Pero ¿qué dirían mis padres si yo tomaba la decisión de seguirlo en alma y corazón? Mi religión sólo había sido la asistencia dominical obediente que se había quedado en el camino. ¿Qué dirían mis amigas? Decidí que nada más importaba salvo conocer a Jesús como Señor y Salvador.

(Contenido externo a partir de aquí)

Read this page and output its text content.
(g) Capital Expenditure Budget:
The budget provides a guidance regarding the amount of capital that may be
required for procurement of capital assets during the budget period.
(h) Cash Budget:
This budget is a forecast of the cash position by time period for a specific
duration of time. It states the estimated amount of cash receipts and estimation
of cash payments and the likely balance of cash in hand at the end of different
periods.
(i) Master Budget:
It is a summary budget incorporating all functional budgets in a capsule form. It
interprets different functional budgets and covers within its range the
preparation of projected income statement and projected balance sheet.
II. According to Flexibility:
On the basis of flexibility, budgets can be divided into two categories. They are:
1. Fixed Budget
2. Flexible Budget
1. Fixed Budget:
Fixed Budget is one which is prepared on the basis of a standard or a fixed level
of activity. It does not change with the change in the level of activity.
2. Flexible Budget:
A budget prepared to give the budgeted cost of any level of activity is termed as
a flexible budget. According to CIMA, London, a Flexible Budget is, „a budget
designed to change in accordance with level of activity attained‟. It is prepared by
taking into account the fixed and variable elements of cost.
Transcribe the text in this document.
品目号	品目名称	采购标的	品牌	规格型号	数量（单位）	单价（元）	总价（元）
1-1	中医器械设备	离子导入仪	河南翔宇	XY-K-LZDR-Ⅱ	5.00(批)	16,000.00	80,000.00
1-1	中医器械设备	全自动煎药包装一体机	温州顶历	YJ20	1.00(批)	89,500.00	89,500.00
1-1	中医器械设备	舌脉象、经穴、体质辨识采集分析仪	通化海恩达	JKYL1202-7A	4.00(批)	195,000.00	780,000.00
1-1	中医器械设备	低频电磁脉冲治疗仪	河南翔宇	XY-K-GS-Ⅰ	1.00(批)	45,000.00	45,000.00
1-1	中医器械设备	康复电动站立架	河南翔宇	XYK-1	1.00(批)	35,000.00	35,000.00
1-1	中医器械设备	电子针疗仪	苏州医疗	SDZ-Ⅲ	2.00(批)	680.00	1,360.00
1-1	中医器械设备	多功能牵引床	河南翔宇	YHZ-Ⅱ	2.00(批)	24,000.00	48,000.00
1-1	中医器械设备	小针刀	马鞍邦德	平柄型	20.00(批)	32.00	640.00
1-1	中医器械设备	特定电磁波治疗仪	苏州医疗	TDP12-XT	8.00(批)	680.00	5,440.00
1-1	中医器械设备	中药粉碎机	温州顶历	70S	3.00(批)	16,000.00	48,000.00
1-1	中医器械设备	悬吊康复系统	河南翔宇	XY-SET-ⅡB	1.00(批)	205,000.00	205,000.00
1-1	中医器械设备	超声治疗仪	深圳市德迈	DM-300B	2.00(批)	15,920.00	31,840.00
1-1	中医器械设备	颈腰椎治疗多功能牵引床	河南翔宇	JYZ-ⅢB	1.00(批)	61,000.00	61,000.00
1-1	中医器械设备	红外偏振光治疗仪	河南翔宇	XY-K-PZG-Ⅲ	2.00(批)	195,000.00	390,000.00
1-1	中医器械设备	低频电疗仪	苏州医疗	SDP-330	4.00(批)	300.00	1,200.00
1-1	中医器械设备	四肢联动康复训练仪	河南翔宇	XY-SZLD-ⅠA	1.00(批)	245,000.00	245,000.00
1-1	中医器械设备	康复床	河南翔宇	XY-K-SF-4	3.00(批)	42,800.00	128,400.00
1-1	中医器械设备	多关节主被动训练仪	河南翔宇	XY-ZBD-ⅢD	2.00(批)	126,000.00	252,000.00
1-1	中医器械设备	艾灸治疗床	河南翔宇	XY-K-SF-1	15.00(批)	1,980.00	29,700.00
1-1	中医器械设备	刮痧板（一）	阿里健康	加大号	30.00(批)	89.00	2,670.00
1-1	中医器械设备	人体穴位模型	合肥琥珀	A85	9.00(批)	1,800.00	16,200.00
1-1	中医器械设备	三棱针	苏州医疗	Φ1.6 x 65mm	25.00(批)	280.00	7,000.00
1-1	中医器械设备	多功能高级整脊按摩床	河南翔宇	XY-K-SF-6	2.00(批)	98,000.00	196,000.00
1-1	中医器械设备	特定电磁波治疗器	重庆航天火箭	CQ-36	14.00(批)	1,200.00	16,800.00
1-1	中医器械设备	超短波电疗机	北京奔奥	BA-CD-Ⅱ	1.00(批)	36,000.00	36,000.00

No puedo decir que mis padres estuvieran precisamente emocionados. Mamá no tenía muchos conocimientos bíblicos y se sentía intimidada por una hija feliz y cambiada. De vez en cuando me lanzaban dardos verbales. Lloré, oré y me aferré a Cristo y a mi nueva familia espiritual: la iglesia. Y encontré tranquilidad en estas palabras de Jesús:
“Y cualquiera que haya dejado casas, o hermanos, o hermanas, o padre, o madre, o mujer, o hijos, o tierras, por mi nombre, recibirá cien veces más, y heredará la vida eterna.” (Mt. 19:29 RV1960)
Algunas de mis amigas más cercanas se ofendieron cuando les dije que me había convertido en cristiana. Pedro en su primera carta dijo que esto podría suceder. “No es de extrañarse que sus amigos de la vieja vida se sorprendan de que ustedes ya no participan en las cosas destructivas y descontroladas que ellos hacen. Por eso los calumnian” (1 P. 4:4 NTV).
Nada en mis días “antes de Jesús” se compara con “el incomparable valor de conocer a Cristo Jesús” (Fil. 3:8 NVI). Dios me llamó a Él incluso en mi pecado. Perder mi vida para encontrarla en Jesús ha sido un viaje increíble. Cincuenta años después, sigo siendo una deudora agradecida, más enamorada aún de Aquel que pagó mi deuda.
¿Qué has considerado como pérdida para ganar a Cristo?